Enhanced Performance of Ultrasonic Welding of Short Carbon Fiber Polymer Composites Through Control of Morphological Parameters

Abstract

Ultrasonic welding (USW) is one of the joining technologies that can be applied to short carbon fiber thermoplastic composites. In this study, the USW of Nylon 6 reinforced by short carbon fibers created using injection molding is used to investigate the USW process without energy directors. In addition to process parameters and performance parameters, a new category of parameters is introduced to characterize the behavior of base materials to control USW without energy directors. These parameters, named morphological parameters, are the degree of crystallinity (DoC) and the ratio of the crystalline phases of Nylon 6 (α/γ ratio). One method of controlling the morphological parameters is annealing.

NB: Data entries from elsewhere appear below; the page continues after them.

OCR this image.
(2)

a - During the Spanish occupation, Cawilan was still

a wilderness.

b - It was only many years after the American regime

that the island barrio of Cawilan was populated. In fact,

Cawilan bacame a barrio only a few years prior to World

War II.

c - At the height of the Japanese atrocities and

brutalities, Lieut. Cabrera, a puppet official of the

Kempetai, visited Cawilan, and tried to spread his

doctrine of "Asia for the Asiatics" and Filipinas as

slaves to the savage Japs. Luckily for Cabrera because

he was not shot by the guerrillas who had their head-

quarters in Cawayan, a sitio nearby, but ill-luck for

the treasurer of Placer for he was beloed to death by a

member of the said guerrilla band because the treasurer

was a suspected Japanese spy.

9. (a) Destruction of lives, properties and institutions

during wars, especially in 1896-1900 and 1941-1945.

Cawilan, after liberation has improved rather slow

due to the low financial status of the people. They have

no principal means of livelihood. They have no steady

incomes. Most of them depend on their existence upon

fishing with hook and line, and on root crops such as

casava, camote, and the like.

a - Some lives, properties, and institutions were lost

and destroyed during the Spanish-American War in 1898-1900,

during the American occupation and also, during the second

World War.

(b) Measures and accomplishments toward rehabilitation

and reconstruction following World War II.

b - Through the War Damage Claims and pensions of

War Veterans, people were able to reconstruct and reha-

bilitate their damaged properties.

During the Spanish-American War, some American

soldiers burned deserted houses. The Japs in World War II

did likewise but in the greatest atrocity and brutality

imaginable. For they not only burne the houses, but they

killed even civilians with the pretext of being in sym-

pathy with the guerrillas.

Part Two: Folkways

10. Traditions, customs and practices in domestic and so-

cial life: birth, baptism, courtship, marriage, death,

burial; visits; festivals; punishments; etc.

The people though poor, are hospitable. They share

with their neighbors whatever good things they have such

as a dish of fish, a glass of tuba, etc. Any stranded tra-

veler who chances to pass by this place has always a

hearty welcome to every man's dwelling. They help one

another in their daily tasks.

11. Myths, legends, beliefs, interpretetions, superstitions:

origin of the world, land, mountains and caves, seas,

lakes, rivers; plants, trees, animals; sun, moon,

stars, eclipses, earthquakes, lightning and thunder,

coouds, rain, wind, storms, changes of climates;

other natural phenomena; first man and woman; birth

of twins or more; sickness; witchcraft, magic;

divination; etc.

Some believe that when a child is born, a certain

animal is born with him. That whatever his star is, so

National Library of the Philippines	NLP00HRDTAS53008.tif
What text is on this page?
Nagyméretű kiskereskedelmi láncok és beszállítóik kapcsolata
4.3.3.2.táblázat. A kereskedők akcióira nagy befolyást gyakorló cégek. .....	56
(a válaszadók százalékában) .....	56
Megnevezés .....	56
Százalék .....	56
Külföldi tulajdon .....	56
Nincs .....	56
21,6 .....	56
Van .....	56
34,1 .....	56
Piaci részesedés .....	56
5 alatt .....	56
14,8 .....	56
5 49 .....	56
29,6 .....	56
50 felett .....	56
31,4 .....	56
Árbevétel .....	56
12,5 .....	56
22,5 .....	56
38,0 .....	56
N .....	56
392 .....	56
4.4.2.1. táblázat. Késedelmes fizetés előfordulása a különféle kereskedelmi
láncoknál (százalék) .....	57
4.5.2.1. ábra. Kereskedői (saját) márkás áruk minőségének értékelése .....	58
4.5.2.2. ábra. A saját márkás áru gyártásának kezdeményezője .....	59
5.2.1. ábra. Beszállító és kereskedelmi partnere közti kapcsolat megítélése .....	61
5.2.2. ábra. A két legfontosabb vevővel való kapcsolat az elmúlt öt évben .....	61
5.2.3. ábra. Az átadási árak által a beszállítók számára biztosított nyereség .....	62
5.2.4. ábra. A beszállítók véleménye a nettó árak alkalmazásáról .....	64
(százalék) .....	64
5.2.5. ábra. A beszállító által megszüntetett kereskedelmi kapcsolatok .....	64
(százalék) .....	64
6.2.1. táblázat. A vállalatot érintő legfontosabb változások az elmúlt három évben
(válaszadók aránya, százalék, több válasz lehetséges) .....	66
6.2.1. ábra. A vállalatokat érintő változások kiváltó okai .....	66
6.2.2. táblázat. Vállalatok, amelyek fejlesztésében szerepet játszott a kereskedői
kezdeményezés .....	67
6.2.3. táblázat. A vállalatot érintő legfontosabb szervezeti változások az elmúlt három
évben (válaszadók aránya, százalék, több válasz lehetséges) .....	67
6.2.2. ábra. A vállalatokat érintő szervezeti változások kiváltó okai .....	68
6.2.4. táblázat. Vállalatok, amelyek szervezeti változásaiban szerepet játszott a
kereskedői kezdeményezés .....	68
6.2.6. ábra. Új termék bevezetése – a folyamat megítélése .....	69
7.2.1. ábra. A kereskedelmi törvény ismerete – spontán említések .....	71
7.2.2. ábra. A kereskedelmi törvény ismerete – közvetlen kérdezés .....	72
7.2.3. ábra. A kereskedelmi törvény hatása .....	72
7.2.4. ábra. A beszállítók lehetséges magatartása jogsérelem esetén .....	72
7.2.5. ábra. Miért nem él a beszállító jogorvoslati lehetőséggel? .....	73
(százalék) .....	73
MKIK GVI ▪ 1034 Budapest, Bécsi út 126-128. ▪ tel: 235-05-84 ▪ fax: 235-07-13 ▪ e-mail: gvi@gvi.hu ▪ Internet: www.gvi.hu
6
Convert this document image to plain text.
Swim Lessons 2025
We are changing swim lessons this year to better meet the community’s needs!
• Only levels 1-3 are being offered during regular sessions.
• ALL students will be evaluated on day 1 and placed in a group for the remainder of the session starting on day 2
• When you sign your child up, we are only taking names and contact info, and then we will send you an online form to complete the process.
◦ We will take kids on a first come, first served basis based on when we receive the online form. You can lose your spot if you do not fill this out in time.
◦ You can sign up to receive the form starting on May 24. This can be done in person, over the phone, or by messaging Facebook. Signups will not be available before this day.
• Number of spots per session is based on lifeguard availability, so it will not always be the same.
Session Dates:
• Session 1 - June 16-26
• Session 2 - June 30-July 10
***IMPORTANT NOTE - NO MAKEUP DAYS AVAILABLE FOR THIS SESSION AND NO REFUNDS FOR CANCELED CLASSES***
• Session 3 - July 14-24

A design of experiments is carried out using 5 replicates and 7 annealing temperatures above the glass transition temperature (Tg) and below the melting temperature (Tm) of Nylon 6 to investigate the influence of annealing on the morphological parameters. The DoC and α/γ ratio are measured for each replicate by utilizing differential scanning calorimetry and X-ray diffraction. The results show that the DoC becomes uniform and the α/γ ratio increases after annealing. Consequently, the variation in weld strength decreases and the average weld strength increases by controlling the morphological parameters through annealing.